Slowly, the Alpha lowered its head, exposing its neck to me.

It didn't want to kill me. It wanted me to end its suffering.

I dropped my spear.

I drew my black katana.

Respect.

I stepped forward. No killing intent, only the intent to grant rest.

One clean strike.

The head parted from the body.

No furious roar. Just a long exhale as its massive frame collapsed, as if a thousand-year burden had just been lifted from its shoulders.

I approached, extracting the crystal from its forehead.

The moment my skin touched the cold surface of the stone, my walls crumbled.

Not sound.

But sensation.

Like being plunged into a vat of ice water, then burned alive.

Thousands of unspoken screams detonated inside my head. The loss of a mother. The terror of a child. The sheer despair of watching loved ones torn apart.

"URGH!!"

I staggered. My knees slammed into the muddy earth.

My chest seized—not from asthma, but from emotions far too immense for a vessel far too empty. It felt like pouring an ocean into a cracked glass.

My hands clawed at the earth, nails digging deep into the mud. I wanted to vomit it all out. I wanted to scream for the noise to stop. But my jaw was locked.

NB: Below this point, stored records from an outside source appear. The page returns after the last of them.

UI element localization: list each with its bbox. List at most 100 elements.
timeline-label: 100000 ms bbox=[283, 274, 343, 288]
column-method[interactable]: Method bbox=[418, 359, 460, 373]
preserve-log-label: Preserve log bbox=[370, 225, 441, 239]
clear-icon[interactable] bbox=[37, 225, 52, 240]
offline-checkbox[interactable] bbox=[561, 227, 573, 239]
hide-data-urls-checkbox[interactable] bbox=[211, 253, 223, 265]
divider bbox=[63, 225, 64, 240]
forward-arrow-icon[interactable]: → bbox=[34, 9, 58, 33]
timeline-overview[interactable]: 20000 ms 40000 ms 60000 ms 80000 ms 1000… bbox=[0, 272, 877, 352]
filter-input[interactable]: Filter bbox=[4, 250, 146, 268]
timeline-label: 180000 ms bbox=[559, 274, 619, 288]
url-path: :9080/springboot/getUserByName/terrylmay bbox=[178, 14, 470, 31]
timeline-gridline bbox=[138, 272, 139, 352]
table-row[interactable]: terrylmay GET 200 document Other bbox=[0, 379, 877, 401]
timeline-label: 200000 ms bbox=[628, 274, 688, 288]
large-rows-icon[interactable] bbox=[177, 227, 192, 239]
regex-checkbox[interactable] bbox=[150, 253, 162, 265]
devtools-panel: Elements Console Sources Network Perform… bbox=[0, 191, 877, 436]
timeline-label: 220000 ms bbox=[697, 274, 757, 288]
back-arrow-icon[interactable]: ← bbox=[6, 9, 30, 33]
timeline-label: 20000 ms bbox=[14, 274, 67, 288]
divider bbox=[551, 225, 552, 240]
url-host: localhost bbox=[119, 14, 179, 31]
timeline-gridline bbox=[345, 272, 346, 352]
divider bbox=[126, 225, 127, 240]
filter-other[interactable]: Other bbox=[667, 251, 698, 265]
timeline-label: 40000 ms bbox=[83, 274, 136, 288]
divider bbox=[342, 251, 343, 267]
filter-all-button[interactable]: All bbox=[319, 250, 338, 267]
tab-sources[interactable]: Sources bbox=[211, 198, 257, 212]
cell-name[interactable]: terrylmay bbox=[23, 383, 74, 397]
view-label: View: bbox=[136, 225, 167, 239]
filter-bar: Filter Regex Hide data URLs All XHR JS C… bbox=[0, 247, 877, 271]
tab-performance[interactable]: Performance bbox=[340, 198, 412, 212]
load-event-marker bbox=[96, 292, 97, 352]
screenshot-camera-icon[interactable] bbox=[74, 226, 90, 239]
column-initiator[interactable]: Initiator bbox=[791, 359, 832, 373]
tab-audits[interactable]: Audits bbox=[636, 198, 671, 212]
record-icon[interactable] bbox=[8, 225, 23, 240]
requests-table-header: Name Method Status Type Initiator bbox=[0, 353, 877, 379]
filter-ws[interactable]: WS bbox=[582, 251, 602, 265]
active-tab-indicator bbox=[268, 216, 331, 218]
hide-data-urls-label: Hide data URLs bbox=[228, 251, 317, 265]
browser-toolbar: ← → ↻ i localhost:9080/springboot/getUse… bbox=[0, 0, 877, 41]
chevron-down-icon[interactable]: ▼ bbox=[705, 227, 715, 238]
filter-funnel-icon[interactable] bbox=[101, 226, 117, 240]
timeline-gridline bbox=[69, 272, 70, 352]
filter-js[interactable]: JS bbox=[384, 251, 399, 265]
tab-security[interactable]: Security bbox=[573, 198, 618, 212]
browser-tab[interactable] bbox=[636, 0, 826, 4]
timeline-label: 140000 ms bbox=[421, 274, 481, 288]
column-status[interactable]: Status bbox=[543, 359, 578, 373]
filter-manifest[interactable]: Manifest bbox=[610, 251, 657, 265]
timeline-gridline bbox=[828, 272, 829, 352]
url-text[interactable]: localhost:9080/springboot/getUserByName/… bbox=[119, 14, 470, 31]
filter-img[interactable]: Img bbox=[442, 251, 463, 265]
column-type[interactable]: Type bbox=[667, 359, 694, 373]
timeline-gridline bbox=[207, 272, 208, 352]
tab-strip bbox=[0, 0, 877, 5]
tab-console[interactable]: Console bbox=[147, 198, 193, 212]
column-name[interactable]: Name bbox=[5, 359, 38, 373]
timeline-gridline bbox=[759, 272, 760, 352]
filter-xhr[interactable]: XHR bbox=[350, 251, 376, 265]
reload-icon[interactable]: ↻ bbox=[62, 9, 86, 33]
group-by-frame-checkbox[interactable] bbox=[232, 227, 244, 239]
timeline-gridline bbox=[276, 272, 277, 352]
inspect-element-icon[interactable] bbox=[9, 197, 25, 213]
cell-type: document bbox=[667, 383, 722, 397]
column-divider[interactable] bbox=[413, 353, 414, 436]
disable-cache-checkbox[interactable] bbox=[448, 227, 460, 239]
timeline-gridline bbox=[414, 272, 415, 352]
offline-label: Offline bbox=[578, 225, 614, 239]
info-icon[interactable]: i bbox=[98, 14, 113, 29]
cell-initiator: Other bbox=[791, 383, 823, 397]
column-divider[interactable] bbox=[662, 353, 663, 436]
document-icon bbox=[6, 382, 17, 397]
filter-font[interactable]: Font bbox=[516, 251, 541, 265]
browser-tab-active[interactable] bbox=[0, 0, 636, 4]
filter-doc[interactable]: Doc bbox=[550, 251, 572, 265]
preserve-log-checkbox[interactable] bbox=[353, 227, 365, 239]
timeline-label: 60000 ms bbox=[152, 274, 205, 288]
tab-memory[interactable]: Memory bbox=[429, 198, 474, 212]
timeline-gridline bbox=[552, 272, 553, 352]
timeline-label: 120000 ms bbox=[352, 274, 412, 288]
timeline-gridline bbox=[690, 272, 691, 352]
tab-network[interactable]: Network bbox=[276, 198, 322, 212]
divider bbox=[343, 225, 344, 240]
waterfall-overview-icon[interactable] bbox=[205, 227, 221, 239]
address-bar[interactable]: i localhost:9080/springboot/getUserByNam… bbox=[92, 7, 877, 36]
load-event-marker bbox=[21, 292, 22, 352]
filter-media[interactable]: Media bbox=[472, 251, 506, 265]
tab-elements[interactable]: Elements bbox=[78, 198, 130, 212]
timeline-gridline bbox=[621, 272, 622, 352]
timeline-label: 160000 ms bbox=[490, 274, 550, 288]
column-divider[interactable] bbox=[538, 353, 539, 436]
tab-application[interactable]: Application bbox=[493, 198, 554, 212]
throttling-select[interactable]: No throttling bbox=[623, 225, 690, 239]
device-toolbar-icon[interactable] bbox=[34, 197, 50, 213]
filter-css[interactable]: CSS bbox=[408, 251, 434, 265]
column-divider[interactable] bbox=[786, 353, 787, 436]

Tears streamed down my face—uncontrollable, yet unaccompanied by sobs. Just a silent flow of saltwater burning my cheeks. My body trembled violently, reacting to a grief that wasn't mine, simply because it found no grief of my own to counter it.

The Alpha had died in peace.

But it had bequeathed its hell to me.

I lay on the wet earth, letting the rain wash away these shameful tears.

"It hurts..." I whispered hoarsely.

Finally. Pain. Even if it wasn't mine.